Chinese leaders have characterized modernization of the People’s Liberation Army (PLA) as essential to achieving great power status and what Chinese President Xi Jinping calls the “China Dream” of national rejuvenation. They portray a strong military as critical to advancing Chinese interests, preventing other countries from taking steps that would damage those interests, and ensuring that China can defend itself and its sovereignty claims.
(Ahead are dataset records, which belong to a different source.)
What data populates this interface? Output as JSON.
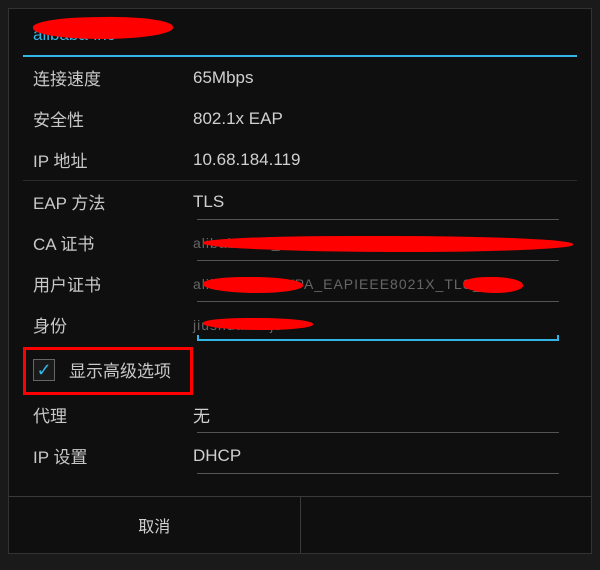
{
  "title": "alibaba-inc",
  "info": {
    "link_speed_label": "连接速度",
    "link_speed_value": "65Mbps",
    "security_label": "安全性",
    "security_value": "802.1x EAP",
    "ip_label": "IP 地址",
    "ip_value": "10.68.184.119"
  },
  "fields": {
    "eap_label": "EAP 方法",
    "eap_value": "TLS",
    "ca_cert_label": "CA 证书",
    "ca_cert_value": "alibaba-inc_WPA_EAPIEEE8021X_TLS_NULL",
    "user_cert_label": "用户证书",
    "user_cert_value": "alibaba-inc_WPA_EAPIEEE8021X_TLS_NULL",
    "identity_label": "身份",
    "identity_value": "jiushuai.xujs"
  },
  "advanced": {
    "show_advanced_label": "显示高级选项",
    "proxy_label": "代理",
    "proxy_value": "无",
    "ip_settings_label": "IP 设置",
    "ip_settings_value": "DHCP"
  },
  "buttons": {
    "cancel": "取消",
    "save": ""
  }
}
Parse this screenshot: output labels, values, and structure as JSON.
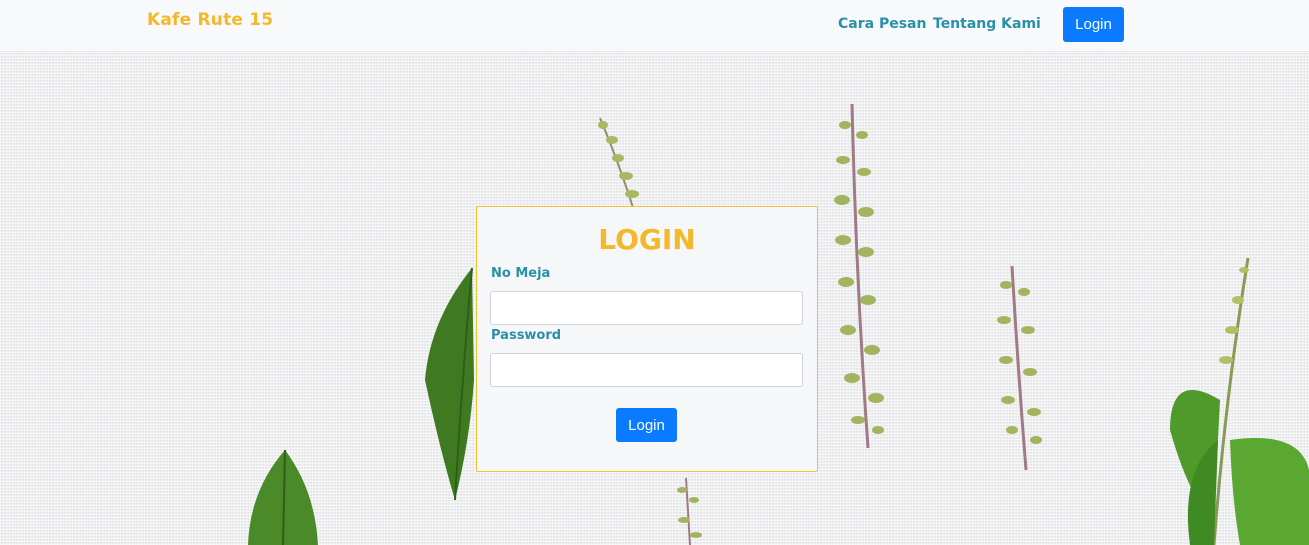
{
  "navbar": {
    "brand": "Kafe Rute 15",
    "links": [
      "Cara Pesan",
      "Tentang Kami"
    ],
    "login_label": "Login"
  },
  "login_form": {
    "title": "LOGIN",
    "table_label": "No Meja",
    "table_value": "",
    "password_label": "Password",
    "password_value": "",
    "submit_label": "Login"
  },
  "colors": {
    "brand": "#f4b92a",
    "link": "#2a8fa8",
    "button": "#0a7bff",
    "card_border": "#f1c234"
  },
  "background": "linen-with-basil-sprigs"
}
The PLA Air Force is the third largest in the world, with 2,100 combat aircraft. The PLAAF is replacing older aircraft with new ones, thereby “rapidly closing the gap” with the U.S. in quality. It is doing the same with its Navy, which now has more than 300 surface ships (which is more than the U.S. Navy has). Though the USN has more advanced ships, not to mention its aircraft carrier fleet, China is building “larger, multi-mission ships equipped with advanced anti-ship, anti-air, and anti-submarine weapons and sensors” to upgrade its capabilities and close the gap. Aircraft carriers will be part of this mix. The PLAN will also deploy more submarines than possessed by the USN, though America will still have a large edge in nuclear powered subs. Still, advanced electric subs have come a long way in all dimensions of naval warfare. Armed with cruise missiles, these submarines are not just a threat to surface ships but to ports and airbases. Of course, Beijing’s vast arsenal of land-based missiles already has brought U.S. and allied bases into range across Asia.
It should be noted that while Beijing (in concert with Moscow) continues to protest any creation of a U.S. anti-missile defense system, the Pentagon reports that China’s construction of an air defense screen extending 300 nautical miles out from its coast includes an anti-missile capability. Beijing is also working hard to knock out the space-based surveillance and communications systems upon which the U.S. depends for its global operations. The report notes that directed energy weapons, satellite jammers, and kinetic kill vehicles are all in the works.
Meanwhile, Under Secretary of Defense for Acquisition, Technology & Logistics Frank Kendall has warned that America is losing its technological advantage vis-à-vis China (and Russia) in the air, space and at sea, and in electronics, surveillance and communications. No wonder Chief of Naval Operations Admiral John M. Richardson told the “Future of War” conference in March that “While we still enjoy a margin of superiority right now, I would argue that if we don’t pick up the pace we will certainly not meet our potential and, worse, may fall behind our competitors.”
And while everyone wants to destroy Islamic State terrorism, there is little enthusiasm for committing the forces to do it (especially ground troops)—-and no interest in expanding the high-end units (armor, warships, aircraft) needed to meet the concerns of Gen. Milley and Adm. Richardson about the rising challenges from Russia, China and the proxies they arm and train (like Iran). If American politicians are befuddled at the low end of the conflict spectrum, there is little hope they can provide competent leadership when enemies decide to escalate to gain victories that can truly change the balance of power in the world.